Having a look at the abstract class for schedulers plugin I think a LLNL plugin can be developed only by implementing four abstract methods:

  • get_submit_script_header: basically define the generic structure of the submission script
  • submit_job: command to submit, this function should recieve and return a jobID → from what I read here Launching and tracking Flux jobs | LLNL HPC Tutorials , apparently also LLNL return something similar.
  • get_jobs: command to get status of one(or list of) job(s). Should update the status of aiida process as Queued, Running, Finished, etc…
  • kill_job: command to kill a job. Input value is jobID, return True or False

So implementing LLNL interface, should be rather straightforward. (assuming that you guys use SSH, If that’s not the case, then one has to develop also a transport plugin, and that’s more work…)

And about your main question regarding creating a new scheduler queue per workflow and submitting to that, I guess one should develop two extra methods for the scheduler plugin:

  • e.g. make_my_queue: command to create a Q in HPC
  • e.g. delete_my_queue: command to remove a Q from HPC

This way, you’ll need to do some extra steps for your aiida workflows. for example:

from aiida.orm.utils.loaders import load_computer
from aiida.calculations.arithmetic.add import ArithmeticAddCalculation

computer = load_computer(<COMPUTER NAME>)
scheduler = computer.get_scheduler()
# here you create the Q on remote
scheduler.make_my_queue(<Q_name>)

# and then in your workflow, specify <Q_name> 
# for e.g. with #SBATCH --partition=Q_name
builder = ArithmeticAddCalculation.get_builder()
builder.code = orm.load_code(<CODE_NAME>)
builder.x = orm.Int(extras_values[0])
builder.y = orm.Int(extras_values[1])
builder.metadata.options.custom_scheduler_commands = (<LLNL_Q_COMMAND>)
builder.submit()

# here, you eliminate the Q, if you want.
scheduler.delete_my_queue(<Q_name>)

Please don’t hesitate to ask more questions if unclear or if you need support developing it!

1 Like

Thanks for the quick response. I had to make sure I’d have the time to work on this and it looks like that is the case. I’ll reach back out as I have questions.

2 Likes

Hi @nkeilbart, when I try to bring a local scheduler for AiiDAlab, I was checking both Flux and hyperqueue.
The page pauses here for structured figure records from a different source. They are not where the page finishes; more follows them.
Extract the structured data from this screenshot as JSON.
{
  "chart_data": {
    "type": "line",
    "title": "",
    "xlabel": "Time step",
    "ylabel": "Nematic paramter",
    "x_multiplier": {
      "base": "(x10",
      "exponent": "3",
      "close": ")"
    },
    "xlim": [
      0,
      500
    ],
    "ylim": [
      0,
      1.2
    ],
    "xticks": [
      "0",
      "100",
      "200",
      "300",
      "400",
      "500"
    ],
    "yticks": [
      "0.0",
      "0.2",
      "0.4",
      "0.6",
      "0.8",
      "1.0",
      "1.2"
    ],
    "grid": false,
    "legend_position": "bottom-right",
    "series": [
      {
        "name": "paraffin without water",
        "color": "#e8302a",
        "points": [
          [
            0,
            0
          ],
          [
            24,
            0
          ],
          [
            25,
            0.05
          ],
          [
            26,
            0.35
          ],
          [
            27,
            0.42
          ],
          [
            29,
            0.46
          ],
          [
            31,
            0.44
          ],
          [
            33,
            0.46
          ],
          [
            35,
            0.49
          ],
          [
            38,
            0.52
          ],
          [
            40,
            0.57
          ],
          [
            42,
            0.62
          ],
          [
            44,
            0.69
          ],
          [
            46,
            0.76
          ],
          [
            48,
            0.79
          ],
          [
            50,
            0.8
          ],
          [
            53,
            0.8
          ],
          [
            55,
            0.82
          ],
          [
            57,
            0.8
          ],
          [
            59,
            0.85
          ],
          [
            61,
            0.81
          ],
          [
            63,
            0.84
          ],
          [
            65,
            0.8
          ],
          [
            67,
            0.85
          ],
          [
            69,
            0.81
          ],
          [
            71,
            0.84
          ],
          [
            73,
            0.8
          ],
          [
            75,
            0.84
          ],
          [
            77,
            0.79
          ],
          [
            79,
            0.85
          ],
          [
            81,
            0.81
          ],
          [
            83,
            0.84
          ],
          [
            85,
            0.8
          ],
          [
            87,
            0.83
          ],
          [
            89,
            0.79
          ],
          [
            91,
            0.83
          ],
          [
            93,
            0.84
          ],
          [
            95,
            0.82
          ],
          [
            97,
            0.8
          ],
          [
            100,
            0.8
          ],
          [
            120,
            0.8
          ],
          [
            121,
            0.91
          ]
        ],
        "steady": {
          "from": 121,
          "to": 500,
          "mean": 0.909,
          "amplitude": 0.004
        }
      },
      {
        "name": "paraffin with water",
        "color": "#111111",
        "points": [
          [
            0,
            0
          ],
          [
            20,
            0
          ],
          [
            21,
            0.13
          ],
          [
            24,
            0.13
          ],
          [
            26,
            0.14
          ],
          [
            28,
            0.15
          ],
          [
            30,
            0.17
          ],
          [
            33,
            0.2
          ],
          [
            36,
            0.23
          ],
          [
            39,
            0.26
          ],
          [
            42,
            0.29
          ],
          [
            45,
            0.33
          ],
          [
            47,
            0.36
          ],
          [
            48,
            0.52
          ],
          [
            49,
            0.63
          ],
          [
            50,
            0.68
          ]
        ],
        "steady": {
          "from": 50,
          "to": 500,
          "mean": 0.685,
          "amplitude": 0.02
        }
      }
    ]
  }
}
I think those two are fit for the same goal to have a lightweight scheduler in your local machine. I finally decide to use hyperqueue because it can request for a more grind CPU allocation which is our requirement for the AiiDAlab container that may runs on the container that has non-integer cores allocated.

You can try the aiida-hyperqueue to see if it fit your goal.
Here is how I set up an aiida computer (localhost) for hyperqueue scheduler: aiidalab-qe/before-notebook.d/42_setup-hq-computer.sh at main · aiidalab/aiidalab-qe · GitHub

Here is how I start the hyperqueue service to submit the job: aiidalab-qe/before-notebook.d/43_start-hq.sh at main · aiidalab/aiidalab-qe · GitHub (basically, start the server and then start a worker with given number of cores)

But for sure, feel free to try to implement Flux scheduler plugin.